The Macallan Diamond Jubilee lo (1)

I was quite surprised when this sample popped through my letterbox (it was a really nice surprise though, as my week had been long!). I really didn’t think Macallan would need anyone to review this. After all, it’s the Macallan Jubilee bottling for God’s sake. It’s got the Queen’s face on it, it’s a Jubilee year, it’s Macallan. All of these elements mean that it will sell and sell quickly. It’s limited to the UK, so all of those overseas royal family fans will have to buy it on auction sites, Ebay, or any of the other places that whisky is bought and sold in the wild west that is the collectibles market.

On the subject of the Royals, these Jubilee celebrations have definitely brought out a little bit of Republican in me. Celebrating some people who weren’t elected but have a huge amount of influence, live in a fancy homes and travel the World on the UK’s behalf and on tax payers money. Weird. Not a big fan. I don’t want to get rid of them necessarily, but maybe they should have less power and significance. I respect some of them for the way they have conducted themselves (including and especially the Queen), but I think they shouldn’t get such adulation. Back on to the whisky before I start ranting…

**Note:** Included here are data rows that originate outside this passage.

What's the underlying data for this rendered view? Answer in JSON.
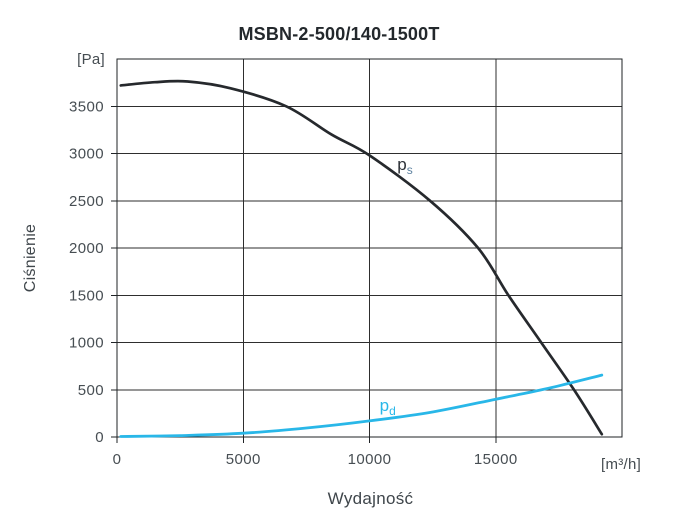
{
  "title": "MSBN-2-500/140-1500T",
  "chart_data": {
    "type": "line",
    "title": "MSBN-2-500/140-1500T",
    "xlabel": "Wydajność",
    "ylabel": "Ciśnienie",
    "x_unit": "[m³/h]",
    "y_unit": "[Pa]",
    "xlim": [
      0,
      20000
    ],
    "ylim": [
      0,
      4000
    ],
    "xticks": [
      0,
      5000,
      10000,
      15000
    ],
    "yticks": [
      0,
      500,
      1000,
      1500,
      2000,
      2500,
      3000,
      3500
    ],
    "grid": true,
    "legend_position": "inline-curve-labels",
    "axis_color": "#1f2326",
    "grid_color": "#2e2e2e",
    "tick_label_color": "#474e53",
    "series": [
      {
        "name": "ps",
        "label_main": "p",
        "label_sub": "s",
        "color": "#26292d",
        "label_color": "#2c3137",
        "sub_color": "#5e82a0",
        "line_width": 2.7,
        "label_pos": [
          11100,
          2825
        ],
        "points": [
          [
            150,
            3720
          ],
          [
            1500,
            3755
          ],
          [
            2800,
            3762
          ],
          [
            4500,
            3690
          ],
          [
            6700,
            3500
          ],
          [
            8500,
            3200
          ],
          [
            10000,
            2980
          ],
          [
            12400,
            2500
          ],
          [
            14300,
            2000
          ],
          [
            15500,
            1500
          ],
          [
            16800,
            1000
          ],
          [
            18100,
            500
          ],
          [
            19200,
            30
          ]
        ]
      },
      {
        "name": "pd",
        "label_main": "p",
        "label_sub": "d",
        "color": "#29b7e8",
        "label_color": "#29b7e8",
        "sub_color": "#29b7e8",
        "line_width": 2.8,
        "label_pos": [
          10400,
          275
        ],
        "points": [
          [
            150,
            5
          ],
          [
            2500,
            15
          ],
          [
            5000,
            40
          ],
          [
            7500,
            95
          ],
          [
            10000,
            170
          ],
          [
            12500,
            265
          ],
          [
            15000,
            400
          ],
          [
            17000,
            510
          ],
          [
            19200,
            655
          ]
        ]
      }
    ]
  }
}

This bottle will cost you 350 of your finest British pounds, and there are 2012 bottles of it, so it is a medium sized offering. I think much of it will be bought to be sold on, and I reckon those people who sell it will make a profit, but on this, whisky companies can’t win really. If Macallan had priced it at 80 quid, that would have been cheap. The bottles would spend years being bought and sold before someone paid the correct value and just cracked the thing open. Royal collectors who genuinely wanted a bottle would complain if it was too cheap, as it would sell out within seconds and they would fail to get the bottle to add to their royal mugs, china corgis and other royal memorabilia (guff) . If companies price it too highly, whisky geeks (I’m allowed to say it, I am one) would slam them for profiteering and start warning about the expensive whisky bubble bursting. Damned if you do, drammed if you don’t. Or something like that. On to tasting notes;

Macallan Jubilee Bottling
2012 Bottles
52% ABV
£350 from here

Nose: At first, honey, followed by raisins, pralines, white chocolate buttons. For me, it’s quite a delicate and refined nose. Quite lovely. It’s pretty cold in Casa Hoban this evening, so I am warming the glass to see if this whisky has more to say. Stewed apples and a little hint of nutmeg after warming.

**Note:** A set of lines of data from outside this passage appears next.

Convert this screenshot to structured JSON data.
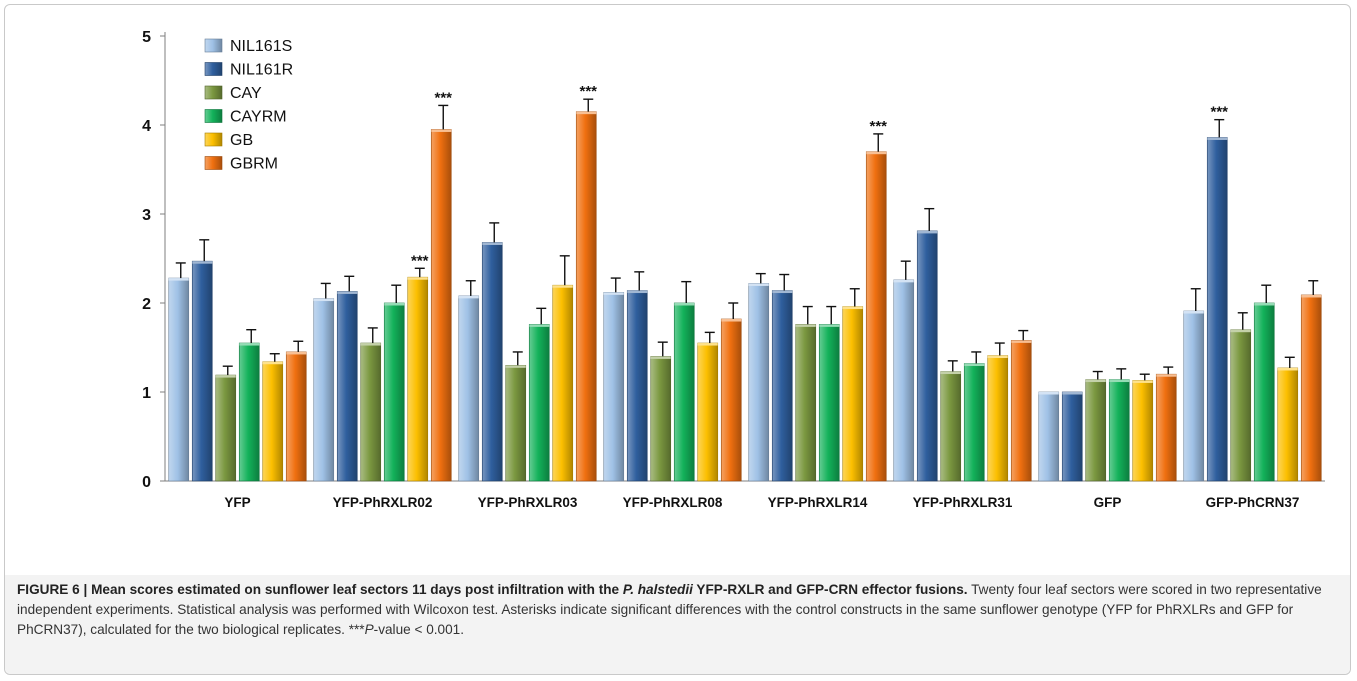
{
  "chart_data": {
    "type": "bar",
    "categories": [
      "YFP",
      "YFP-PhRXLR02",
      "YFP-PhRXLR03",
      "YFP-PhRXLR08",
      "YFP-PhRXLR14",
      "YFP-PhRXLR31",
      "GFP",
      "GFP-PhCRN37"
    ],
    "ylim": [
      0,
      5
    ],
    "yticks": [
      0,
      1,
      2,
      3,
      4,
      5
    ],
    "grid": false,
    "legend_position": "top-left",
    "series": [
      {
        "name": "NIL161S",
        "color": "#9fc1e6",
        "values": [
          2.28,
          2.05,
          2.08,
          2.12,
          2.22,
          2.26,
          1.0,
          1.91
        ],
        "errors": [
          0.17,
          0.17,
          0.17,
          0.16,
          0.11,
          0.21,
          0.0,
          0.25
        ]
      },
      {
        "name": "NIL161R",
        "color": "#2f5f9e",
        "values": [
          2.47,
          2.13,
          2.68,
          2.14,
          2.14,
          2.81,
          1.0,
          3.86
        ],
        "errors": [
          0.24,
          0.17,
          0.22,
          0.21,
          0.18,
          0.25,
          0.0,
          0.2
        ]
      },
      {
        "name": "CAY",
        "color": "#7b9840",
        "values": [
          1.19,
          1.55,
          1.3,
          1.4,
          1.76,
          1.23,
          1.14,
          1.7
        ],
        "errors": [
          0.1,
          0.17,
          0.15,
          0.16,
          0.2,
          0.12,
          0.09,
          0.19
        ]
      },
      {
        "name": "CAYRM",
        "color": "#13b25a",
        "values": [
          1.55,
          2.0,
          1.76,
          2.0,
          1.76,
          1.32,
          1.14,
          2.0
        ],
        "errors": [
          0.15,
          0.2,
          0.18,
          0.24,
          0.2,
          0.13,
          0.12,
          0.2
        ]
      },
      {
        "name": "GB",
        "color": "#fcbf00",
        "values": [
          1.34,
          2.29,
          2.2,
          1.55,
          1.96,
          1.41,
          1.13,
          1.27
        ],
        "errors": [
          0.09,
          0.1,
          0.33,
          0.12,
          0.2,
          0.14,
          0.07,
          0.12
        ]
      },
      {
        "name": "GBRM",
        "color": "#f07010",
        "values": [
          1.45,
          3.95,
          4.15,
          1.82,
          3.7,
          1.58,
          1.2,
          2.09
        ],
        "errors": [
          0.12,
          0.27,
          0.14,
          0.18,
          0.2,
          0.11,
          0.08,
          0.16
        ]
      }
    ],
    "annotations": [
      {
        "text": "***",
        "category": "YFP-PhRXLR02",
        "series": "GB"
      },
      {
        "text": "***",
        "category": "YFP-PhRXLR02",
        "series": "GBRM"
      },
      {
        "text": "***",
        "category": "YFP-PhRXLR03",
        "series": "GBRM"
      },
      {
        "text": "***",
        "category": "YFP-PhRXLR14",
        "series": "GBRM"
      },
      {
        "text": "***",
        "category": "GFP-PhCRN37",
        "series": "NIL161R"
      }
    ]
  },
  "caption": {
    "label": "FIGURE 6 |",
    "title_before": "Mean scores estimated on sunflower leaf sectors 11 days post infiltration with the",
    "title_italic": "P. halstedii",
    "title_after": "YFP-RXLR and GFP-CRN effector fusions.",
    "body": "Twenty four leaf sectors were scored in two representative independent experiments. Statistical analysis was performed with Wilcoxon test. Asterisks indicate significant differences with the control constructs in the same sunflower genotype (YFP for PhRXLRs and GFP for PhCRN37), calculated for the two biological replicates.",
    "pvalue_stars": "***",
    "pvalue_italic": "P",
    "pvalue_rest": "-value < 0.001."
  }
}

Palate: At cask strength, it is too strong. That may sound stupid, but let me explain. Some whiskies at cask strength are fine. You exclaim “that doesn’t taste like 60 per cent!” but there are other whiskies that need water. Without water it just had a slight caramel hint, slight honey hint and a fire.

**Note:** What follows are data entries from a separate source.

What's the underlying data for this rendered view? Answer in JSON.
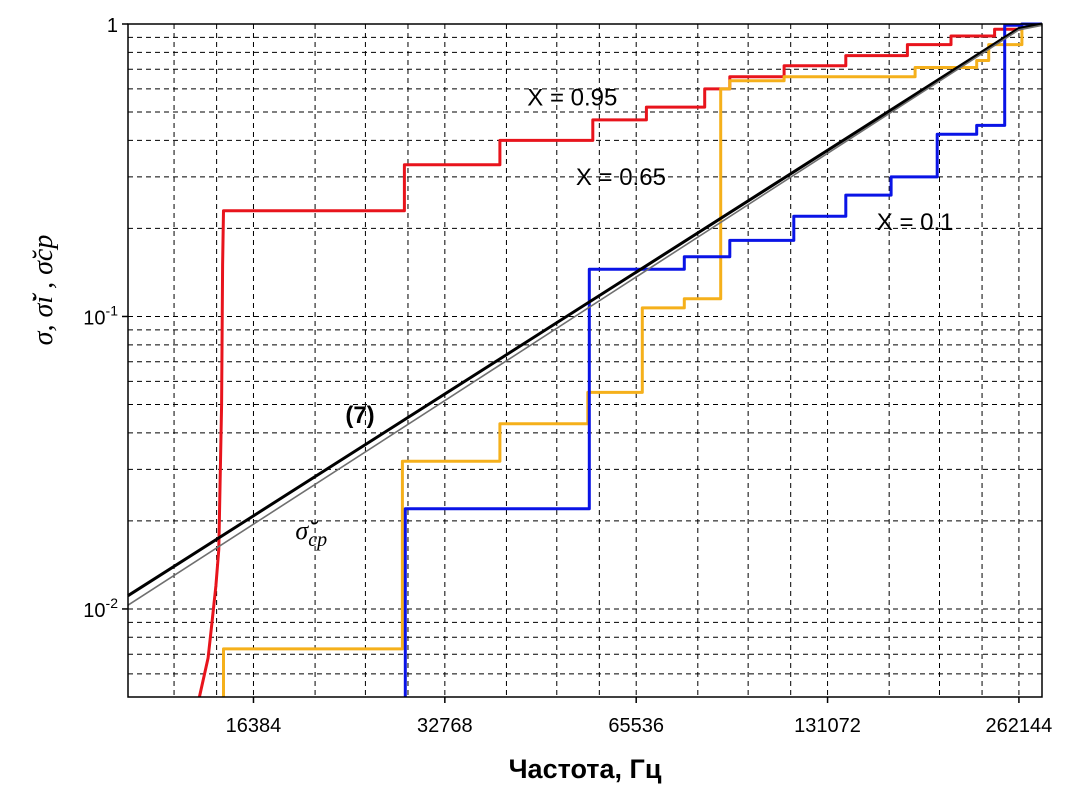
{
  "chart_data": {
    "type": "line",
    "xlabel": "Частота, Гц",
    "ylabel": "σ, σ̆i , σ̆cp",
    "x_scale": "log2",
    "y_scale": "log10",
    "xlim": [
      10400,
      285000
    ],
    "ylim": [
      0.005,
      1
    ],
    "x_ticks": [
      {
        "value": 16384,
        "label": "16384"
      },
      {
        "value": 32768,
        "label": "32768"
      },
      {
        "value": 65536,
        "label": "65536"
      },
      {
        "value": 131072,
        "label": "131072"
      },
      {
        "value": 262144,
        "label": "262144"
      }
    ],
    "y_ticks": [
      {
        "value": 0.01,
        "base": "10",
        "exp": "-2"
      },
      {
        "value": 0.1,
        "base": "10",
        "exp": "-1"
      },
      {
        "value": 1,
        "base": "1",
        "exp": ""
      }
    ],
    "grid": true,
    "series": [
      {
        "name": "X = 0.95",
        "color": "#e8141c",
        "points": [
          [
            13470,
            0.005
          ],
          [
            13900,
            0.0068
          ],
          [
            14100,
            0.009
          ],
          [
            14300,
            0.012
          ],
          [
            14450,
            0.016
          ],
          [
            14600,
            0.05
          ],
          [
            14650,
            0.15
          ],
          [
            14700,
            0.23
          ],
          [
            28300,
            0.23
          ],
          [
            28300,
            0.33
          ],
          [
            40000,
            0.33
          ],
          [
            40000,
            0.4
          ],
          [
            56000,
            0.4
          ],
          [
            56000,
            0.47
          ],
          [
            68000,
            0.47
          ],
          [
            68000,
            0.52
          ],
          [
            84000,
            0.52
          ],
          [
            84000,
            0.6
          ],
          [
            92000,
            0.6
          ],
          [
            92000,
            0.66
          ],
          [
            112000,
            0.66
          ],
          [
            112000,
            0.72
          ],
          [
            140000,
            0.72
          ],
          [
            140000,
            0.78
          ],
          [
            175000,
            0.78
          ],
          [
            175000,
            0.85
          ],
          [
            205000,
            0.85
          ],
          [
            205000,
            0.91
          ],
          [
            240000,
            0.91
          ],
          [
            240000,
            0.96
          ],
          [
            265000,
            0.96
          ],
          [
            265000,
            1.0
          ],
          [
            285000,
            1.0
          ]
        ]
      },
      {
        "name": "X = 0.65",
        "color": "#f5b01b",
        "points": [
          [
            14700,
            0.005
          ],
          [
            14700,
            0.0073
          ],
          [
            28100,
            0.0073
          ],
          [
            28100,
            0.032
          ],
          [
            40000,
            0.032
          ],
          [
            40000,
            0.043
          ],
          [
            55000,
            0.043
          ],
          [
            55000,
            0.055
          ],
          [
            67000,
            0.055
          ],
          [
            67000,
            0.107
          ],
          [
            78000,
            0.107
          ],
          [
            78000,
            0.115
          ],
          [
            89000,
            0.115
          ],
          [
            89000,
            0.6
          ],
          [
            92000,
            0.6
          ],
          [
            92000,
            0.64
          ],
          [
            112000,
            0.64
          ],
          [
            112000,
            0.66
          ],
          [
            180000,
            0.66
          ],
          [
            180000,
            0.71
          ],
          [
            225000,
            0.71
          ],
          [
            225000,
            0.75
          ],
          [
            235000,
            0.75
          ],
          [
            235000,
            0.85
          ],
          [
            265000,
            0.85
          ],
          [
            265000,
            1.0
          ],
          [
            285000,
            1.0
          ]
        ]
      },
      {
        "name": "X = 0.1",
        "color": "#0a14e6",
        "points": [
          [
            28400,
            0.005
          ],
          [
            28400,
            0.022
          ],
          [
            53800,
            0.022
          ],
          [
            55300,
            0.022
          ],
          [
            55300,
            0.145
          ],
          [
            78000,
            0.145
          ],
          [
            78000,
            0.16
          ],
          [
            92000,
            0.16
          ],
          [
            92000,
            0.182
          ],
          [
            116000,
            0.182
          ],
          [
            116000,
            0.22
          ],
          [
            140000,
            0.22
          ],
          [
            140000,
            0.26
          ],
          [
            165000,
            0.26
          ],
          [
            165000,
            0.3
          ],
          [
            195000,
            0.3
          ],
          [
            195000,
            0.42
          ],
          [
            225000,
            0.42
          ],
          [
            225000,
            0.45
          ],
          [
            249000,
            0.45
          ],
          [
            249000,
            0.99
          ],
          [
            265000,
            0.99
          ],
          [
            265000,
            1.0
          ],
          [
            285000,
            1.0
          ]
        ]
      },
      {
        "name": "(7)",
        "color": "#000000",
        "points": [
          [
            10400,
            0.0111
          ],
          [
            262144,
            0.965
          ],
          [
            285000,
            1.0
          ]
        ]
      },
      {
        "name": "σ̆cp",
        "color": "#6f6f6f",
        "points": [
          [
            10400,
            0.0103
          ],
          [
            262144,
            0.955
          ],
          [
            285000,
            0.99
          ]
        ]
      }
    ],
    "annotations": [
      {
        "text": "X = 0.95",
        "x": 52000,
        "y": 0.56
      },
      {
        "text": "X = 0.65",
        "x": 62000,
        "y": 0.3
      },
      {
        "text": "X = 0.1",
        "x": 180000,
        "y": 0.21
      },
      {
        "text": "(7)",
        "x": 24100,
        "y": 0.046
      },
      {
        "text": "σ̆",
        "sub": "cp",
        "x": 20200,
        "y": 0.0185
      }
    ]
  }
}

With water: Spice, oakiness, tannins, light grapey notes and light notes of plums. I want more from this! On the nose it showed potential, but it just doesn’t take my breath away. It’s fine, but almost feels a little restrained. I want more fruitiness, sherried notes and honey.

Finish: Actually, the finish is quite nice. Bit more sweetness.

Overall: If you love the royals, go for it. It’s a funny dram, because the nose is lovely, and the finish is grand, but the palate just lacks a little punch. If you want an awesome Macallan, buy the 18yo instead. Buy 2 or 3 bottles. It’s stunning.